Last week, I flew to Istanbul. I stayed at a spa where my wife had Turkish massages while I walked over 25,000 steps a day to see what was left of Constantinople.
My first stop was Hagia Sofia. This massive cathedral is a repository of Greek icons. You go up a colossal stone entryway until you reach the upper floor. It features mosaics of Constantine, Justinian, Theodora, and local potentates that you can see on the high walls and ceilings. Immensity of history and space float above the mosque below (the lower half was declared a mosque a few years ago by President Erdogan, though it functioned as one off and on since 1453). The distance from the floor to the domed ceiling is 175 feet.

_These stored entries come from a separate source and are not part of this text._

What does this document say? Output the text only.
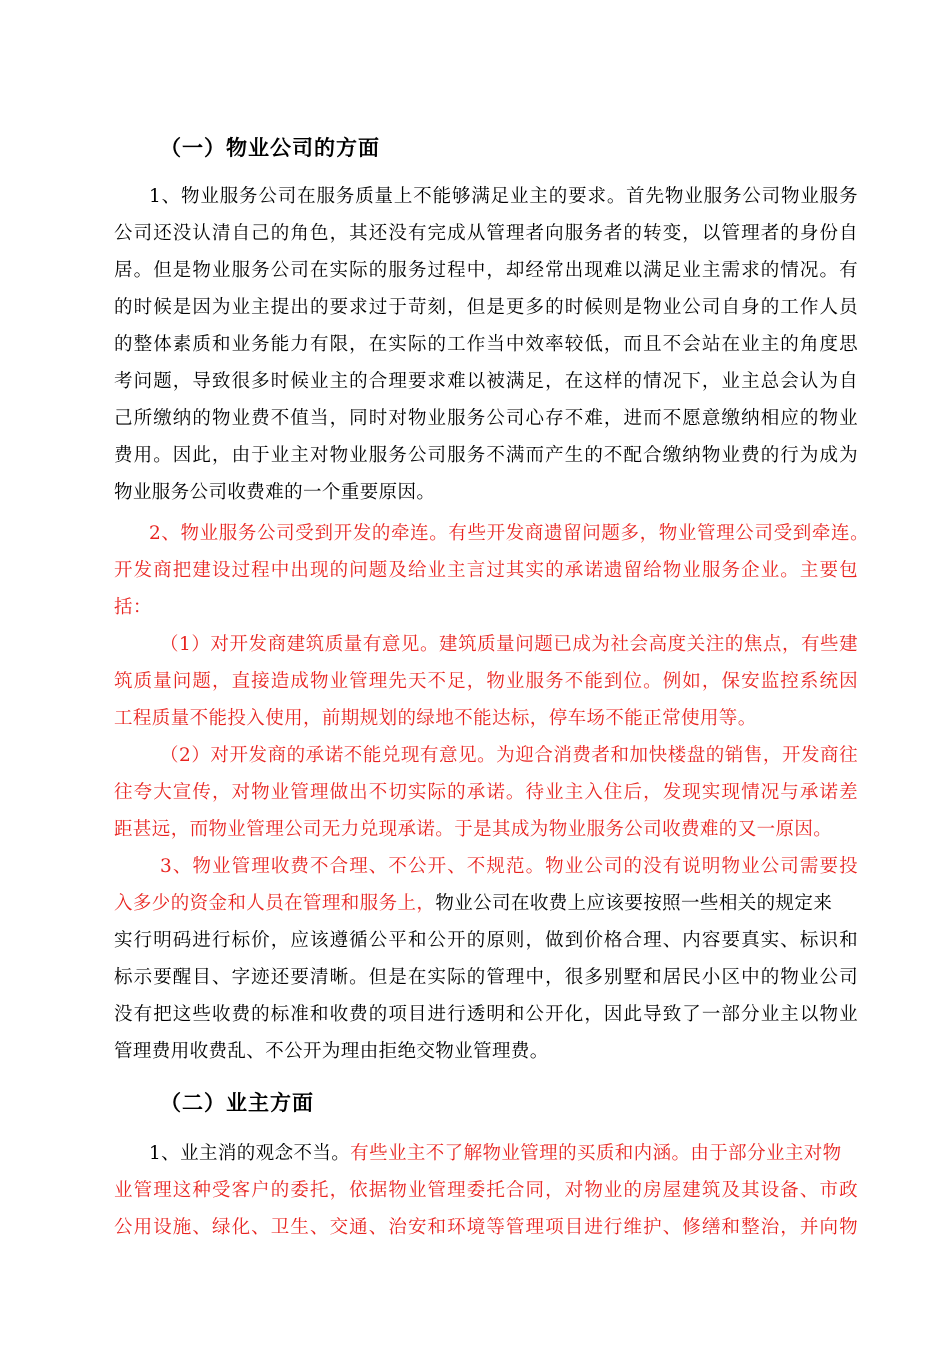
（一）物业公司的方面
1、物业服务公司在服务质量上不能够满足业主的要求。首先物业服务公司物业服务
公司还没认清自己的角色，其还没有完成从管理者向服务者的转变，以管理者的身份自
居。但是物业服务公司在实际的服务过程中，却经常出现难以满足业主需求的情况。有
的时候是因为业主提出的要求过于苛刻，但是更多的时候则是物业公司自身的工作人员
的整体素质和业务能力有限，在实际的工作当中效率较低，而且不会站在业主的角度思
考问题，导致很多时候业主的合理要求难以被满足，在这样的情况下，业主总会认为自
己所缴纳的物业费不值当，同时对物业服务公司心存不难，进而不愿意缴纳相应的物业
费用。因此，由于业主对物业服务公司服务不满而产生的不配合缴纳物业费的行为成为
物业服务公司收费难的一个重要原因。
2、物业服务公司受到开发的牵连。有些开发商遗留问题多，物业管理公司受到牵连。
开发商把建设过程中出现的问题及给业主言过其实的承诺遗留给物业服务企业。主要包
括：
（1）对开发商建筑质量有意见。建筑质量问题已成为社会高度关注的焦点，有些建
筑质量问题，直接造成物业管理先天不足，物业服务不能到位。例如，保安监控系统因
工程质量不能投入使用，前期规划的绿地不能达标，停车场不能正常使用等。
（2）对开发商的承诺不能兑现有意见。为迎合消费者和加快楼盘的销售，开发商往
往夸大宣传，对物业管理做出不切实际的承诺。待业主入住后，发现实现情况与承诺差
距甚远，而物业管理公司无力兑现承诺。于是其成为物业服务公司收费难的又一原因。
3、物业管理收费不合理、不公开、不规范。物业公司的没有说明物业公司需要投
入多少的资金和人员在管理和服务上，物业公司在收费上应该要按照一些相关的规定来
实行明码进行标价，应该遵循公平和公开的原则，做到价格合理、内容要真实、标识和
标示要醒目、字迹还要清晰。但是在实际的管理中，很多别墅和居民小区中的物业公司
没有把这些收费的标准和收费的项目进行透明和公开化，因此导致了一部分业主以物业
管理费用收费乱、不公开为理由拒绝交物业管理费。
（二）业主方面
1、业主消的观念不当。有些业主不了解物业管理的买质和内涵。由于部分业主对物
业管理这种受客户的委托，依据物业管理委托合同，对物业的房屋建筑及其设备、市政
公用设施、绿化、卫生、交通、治安和环境等管理项目进行维护、修缮和整治，并向物
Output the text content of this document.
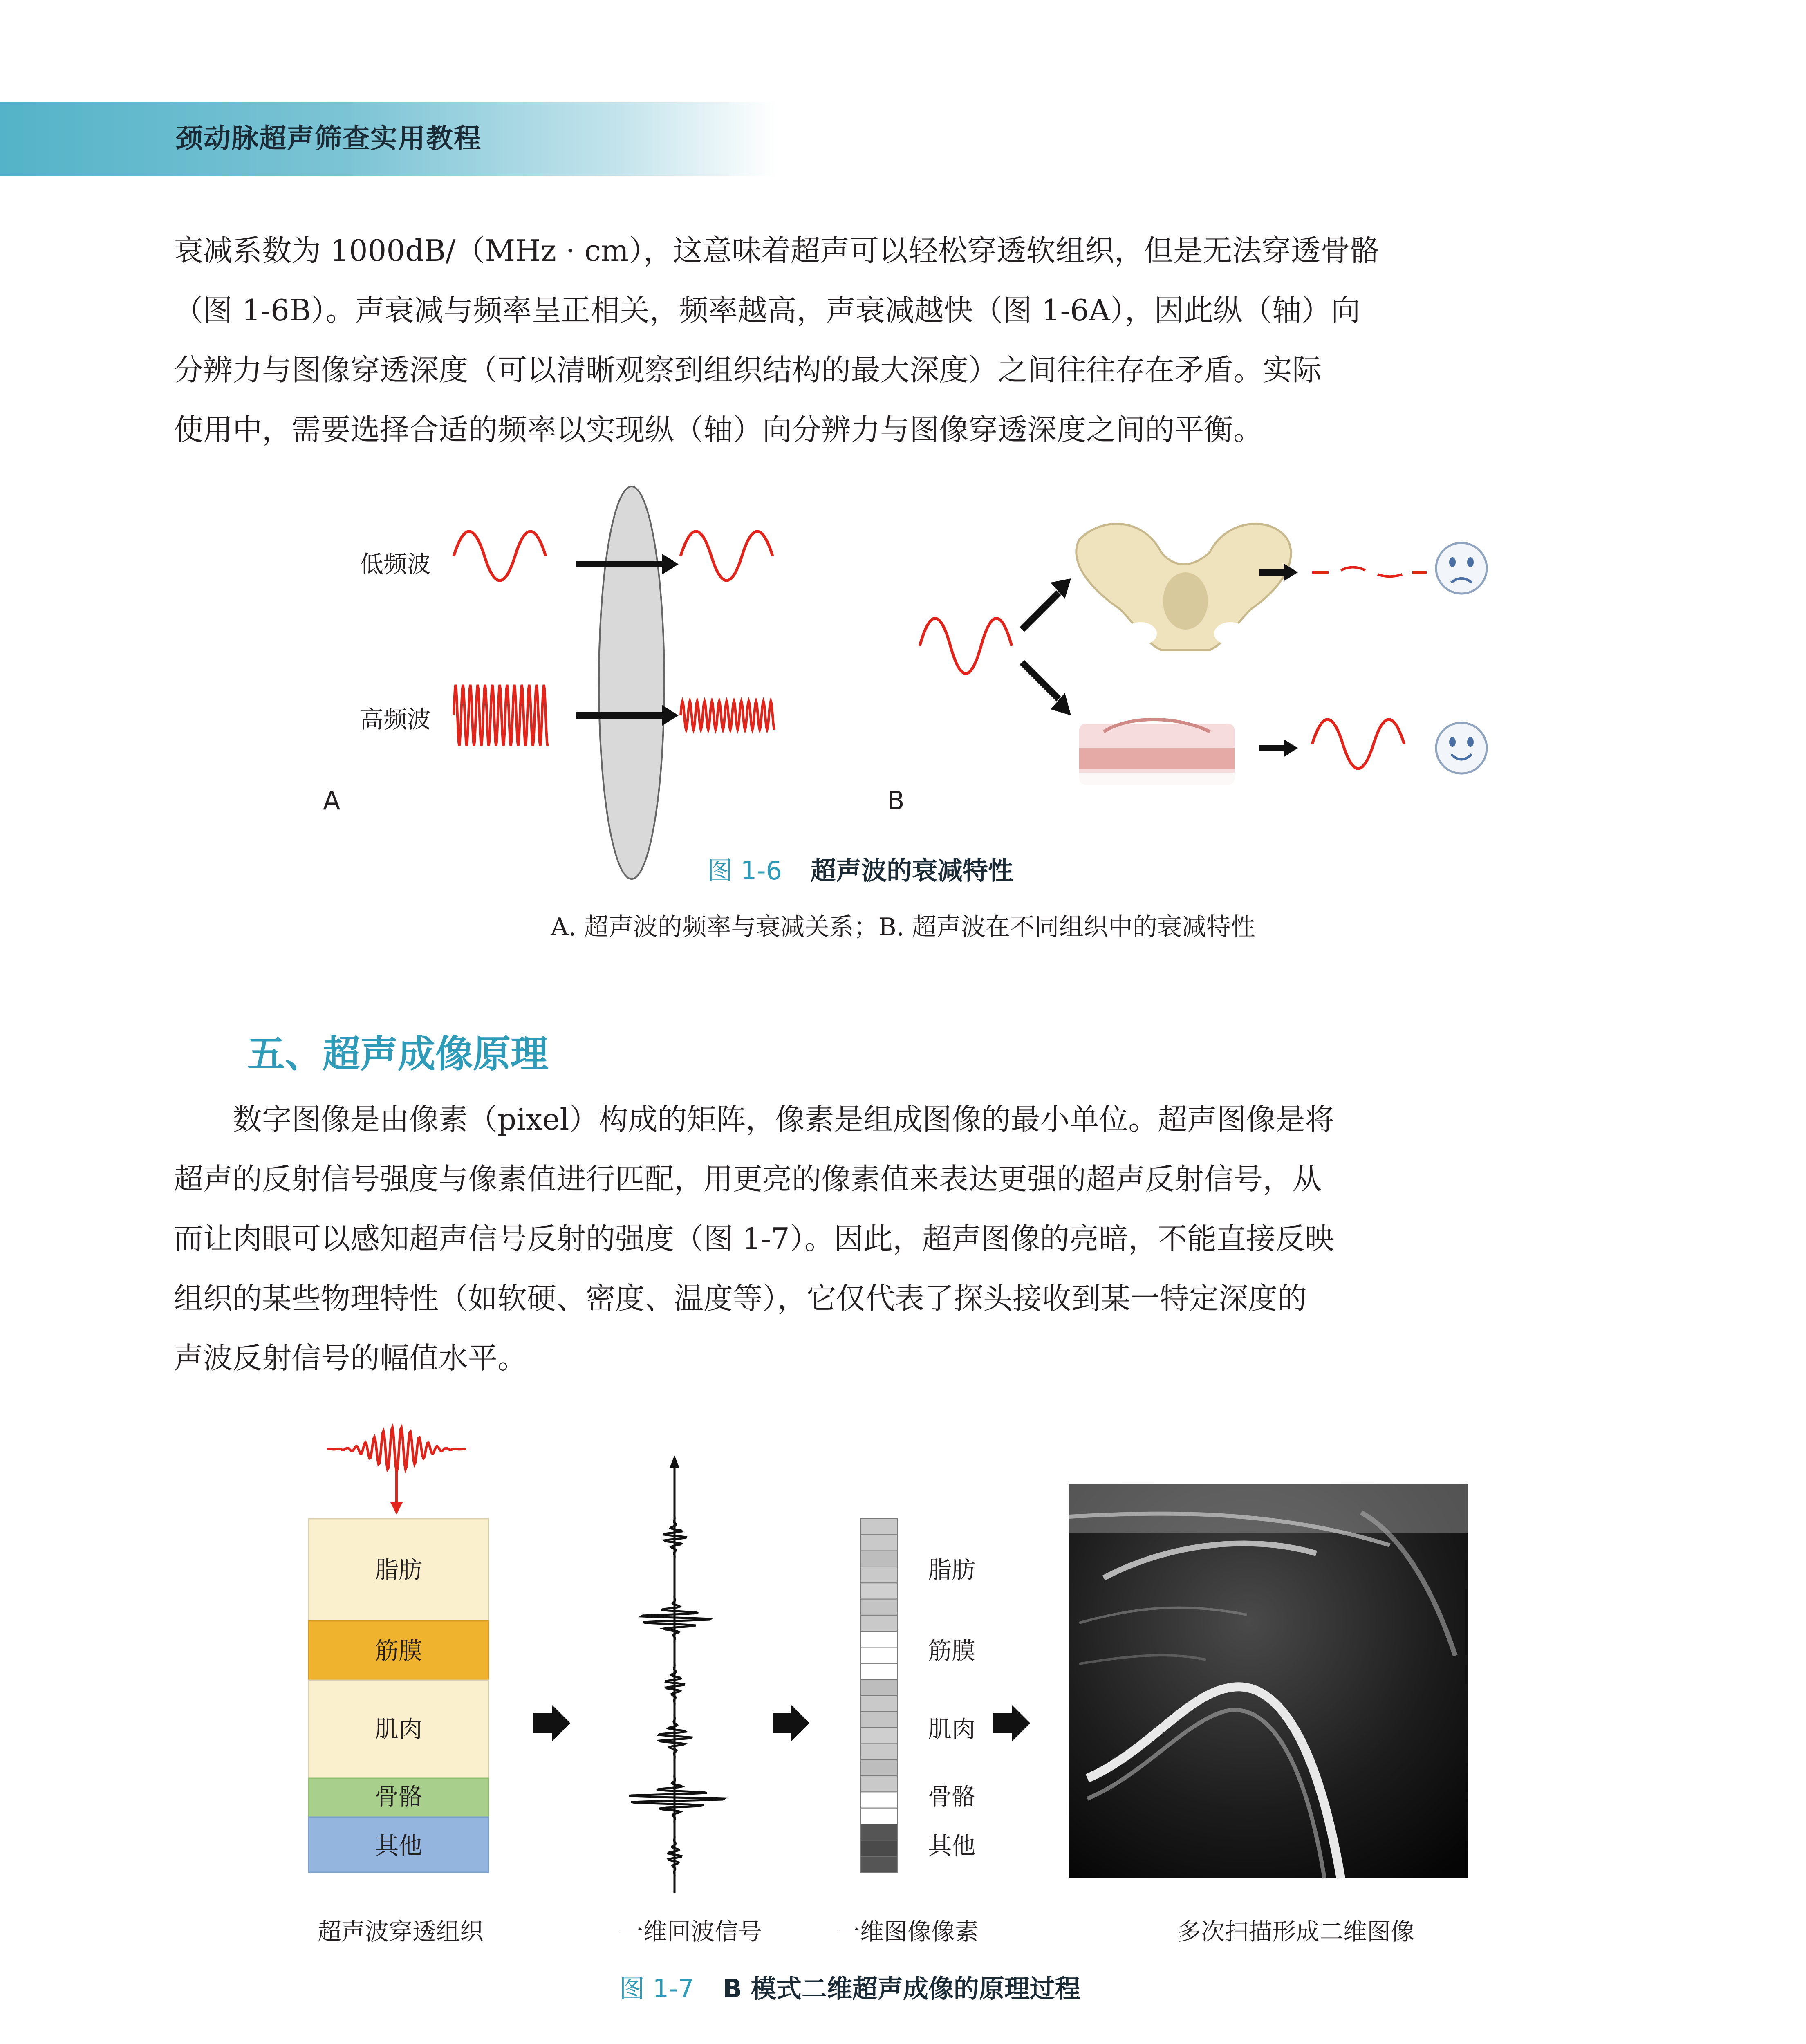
颈动脉超声筛查实用教程

衰减系数为 1000dB/（MHz · cm），这意味着超声可以轻松穿透软组织，但是无法穿透骨骼
（图 1-6B）。声衰减与频率呈正相关，频率越高，声衰减越快（图 1-6A），因此纵（轴）向
分辨力与图像穿透深度（可以清晰观察到组织结构的最大深度）之间往往存在矛盾。实际
使用中，需要选择合适的频率以实现纵（轴）向分辨力与图像穿透深度之间的平衡。

低频波
高频波
A	B
图 1-6 超声波的衰减特性
A. 超声波的频率与衰减关系；B. 超声波在不同组织中的衰减特性
五、超声成像原理

　　数字图像是由像素（pixel）构成的矩阵，像素是组成图像的最小单位。超声图像是将
超声的反射信号强度与像素值进行匹配，用更亮的像素值来表达更强的超声反射信号，从
而让肉眼可以感知超声信号反射的强度（图 1-7）。因此，超声图像的亮暗，不能直接反映
组织的某些物理特性（如软硬、密度、温度等），它仅代表了探头接收到某一特定深度的
声波反射信号的幅值水平。

脂肪
筋膜
肌肉
骨骼
其他
脂肪
筋膜
肌肉
骨骼
其他
超声波穿透组织	一维回波信号	一维图像像素	多次扫描形成二维图像
图 1-7 B 模式二维超声成像的原理过程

To the north of the city, the old wall still stands, which protected the peninsula from invasion. The wall is fifteen feet thick and thirty feet high. It is in disrepair, but I walked along it for several hours past milling cats and tea houses. I came to Chora, the one intact church from the time of Constantinople. The museum part of Chora (the Greek side) is free to visit for now. It opened in May 2024 after years in an uncertain state.
Next door is Chora Café where I drew the church while demolishing a Greek omelet.
The Ottomans had eyed Constantinople, according to historian Judith Herrin, for centuries. Now the city is covered in mosques. They are as prevalent as mushrooms after a torrential rain. Weirdly, they all resemble Hagia Sofia with its domed roof.
Boat trips on the Bosphorus allude to the past. Whirling dervishes compete with harem style belly dancers with fake boobs, and there are fish dinners and Turkish coffee.
On the Asian side of Istanbul, young people shop at Boss and Armani outlets and bookstores line the student quarters. Fancy drinks such as matcha ice latte and fruit shakes can be had, but one can also buy pristine towels with arabesque patterns that allude to the Blue Mosque.
In the Grand Bazaar, a rabbit warren of bookstores clogs the zigzagging arteries. I met a blond Turkish woman of 54 years, who sold me books by Orhan Pamuk: his myth is greatly exaggerated, she says wryly, and she prefers Burke, Thomas Jefferson, and Wittgenstein. I ask her to explain the Armenian genocide of 1915 that purportedly killed about 1.5 million Armenians.
She said, “They were always provoking and wouldn’t be quiet and then they teamed up with Russia and killed Turks. They got what they deserved”.
She then asked an equally impolitic question.
“Why do Americans need arsenals of guns in their homes?”
“Jefferson said we needed them to kill rotten politicians”, I responded.
“People should respect government”, she said.
“Government should respect the People, according to Jefferson”, I replied.
She lit a cigarette. Turks smoke and they think it’s normal, but it gives me a headache.
“We smoke tobacco from Jefferson’s Virginia”, she said, while putting out the cigarette upon noting my horror.
I went back to the sleepy hotel. The concierge, a 23-year old, looked bored. He had been up with me all night before talking about everything.
“What about the Armenian genocide?” I asked.
“It’s just that airhead Kim Kardashian”, he said. “She lies. We never hurt any Armenians. All our history books agree”.
On the city's fantastic metro the following day, I sat next to a Polish scholar who lives in Istanbul. He said I shouldn’t ask about Armenians, but I already had.
He said, “It wasn’t like Auschwitz. The Armenians were rich and tried to topple the government. The Turks drove them into the desert and left them there without jobs or water and they died in massive numbers”.
A few Christian churches remain, but I couldn’t find any Christian clergy to talk with at the churches I visited. In 1900, 20% of Turkey was Christian. After the Armenians and the Assyrians and Greek Orthodox were eliminated or “exchanged”, the net amount of Christians in Turkey is now .02%.